Каан-Кэрэдэ | страница 42



— Такой способ добывать себе хлеб насущный труднее, чем у наших попов, — сказал Эрмий, — значит и честнее… Сколько времени продолжается обыкновенно камлание?

Заидэ молчала. Есть только один этот дремучий мир. Светлые улицы Москвы, лаборатории университетов, рупор радио, все — клубилось тяжелым дымом легенд. И вот улицы стали ордой, от дыханья лошадей вздымается туман, лица воинов, словно степной пожар. Идет ханская свадьба — той. Ручьем льется аракы, мяса накрошено, как тайга. Рядом лежит богатырь. Она прислонила голову к плечу. Плечо надежное, мужское…

Кунь-Коргэн взмахнул бубном. Тьма раздвинулась. И вместе с тьмой раздвинулись горы. Воспаленный глаз низкого солнца смотрел, не мигая, в глаза Кунь-Коргэна. Огненная марь озаряла пыльную, как лошадиные копыта, степь. Через степь, к солнцу, натоптаны громадные следы. Кунь-Коргэн пошел прямо. Шаги его были легки, он ступал по верстовым впадинам без усилий. Вдруг земля расступилась, точно зевнула гнилым ртом. Душный чад поднимался из бездны. Глаз охотника не мог различить внизу ничего, кроме парящей мглы. Кунь-Коргэн отогнал злых духов и спрыгнул. Аруу-кормосы, принявшие образ больших филинов, поддержали его мягкими крыльями. Дневной свет вверху завял, как осыпавшийся подсолнечник. Кунь-Коргэн падал в черной тьме. Сердце его ударило горячей волной крови, и капля пота, блеснув, покатилась вниз. Блеск разгорелся, зацвел пламенем, Кунь-Коргэн увидел большой костер и встал на ноги. В чугунном закоптелом котле клокотала кипящая вода. Семь дорог расходились в семь сторон. В котле, на семи вертелах, варились шесть человечьих голов. Седьмое вертело было свободно. Кунь-Коргэн взмахнул бубном и пошел по седьмой тропе.

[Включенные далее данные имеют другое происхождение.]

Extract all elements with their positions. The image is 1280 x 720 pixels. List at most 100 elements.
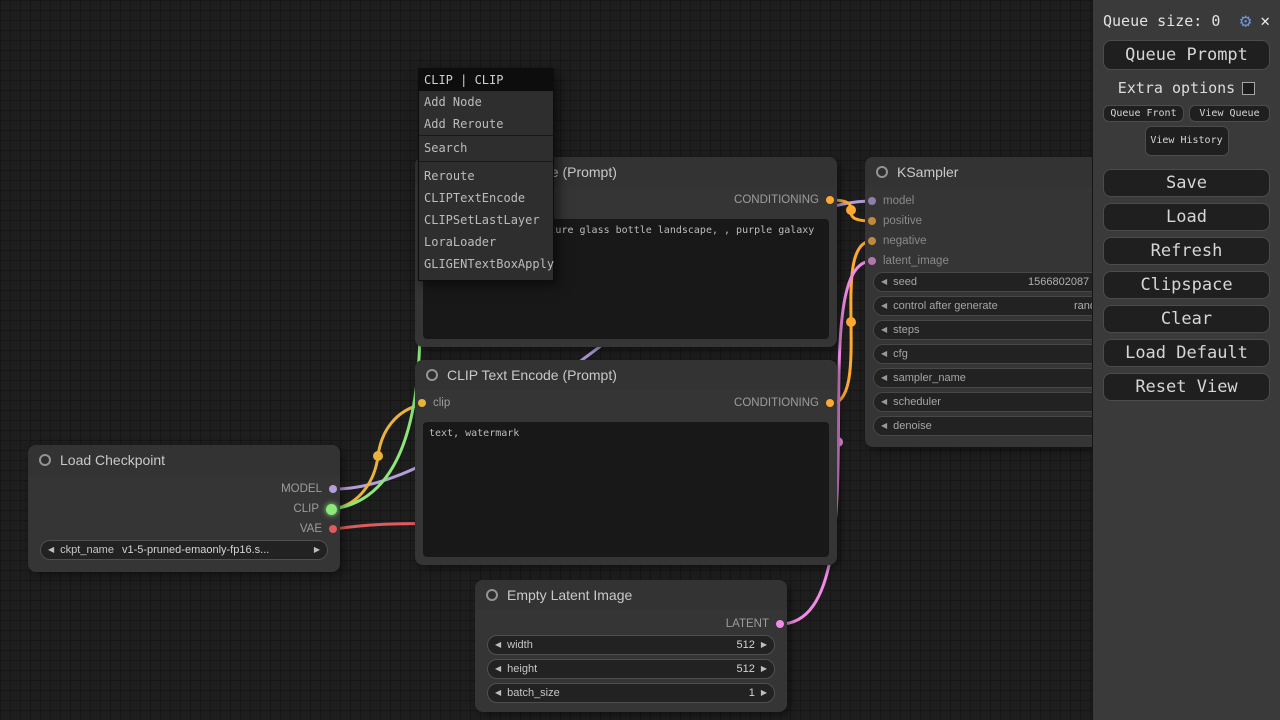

Бомом шел Кунь-Коргэн. Сосны и скалы окружали его, внизу, словно кровь Эрлика, рычал поток. Горец шагал в темноте по камням уверенно, как вспугнутая ночью птица режет воздух. Валежник затрещал, один из косматых клубков мрака подкатился ближе. Большой бурый медведь оскалил на Кунь-Коргэна кинжалы клыков. Филины захохотали.

— Эгей-ге, Хал-Халыч! Здравствуй! — повеселел Кунь-Коргэн.

Хал-Халыч заскулил, побежал прочь. Кунь-Коргэн прыгнул на спину зверя. Густой ветер ударил в лицо кама. Медвежья шкура была мягкой, как хвоя лиственницы.

— Эгей-ге! — покрикивал Кунь-Коргэн…

— Путь к Эрлику длинен и полон страшных препятствий, — сказала Заидэ. — Мы можем уйти, послушать Катунь и потом вернуться: он все еще будет кружиться, — я знаю.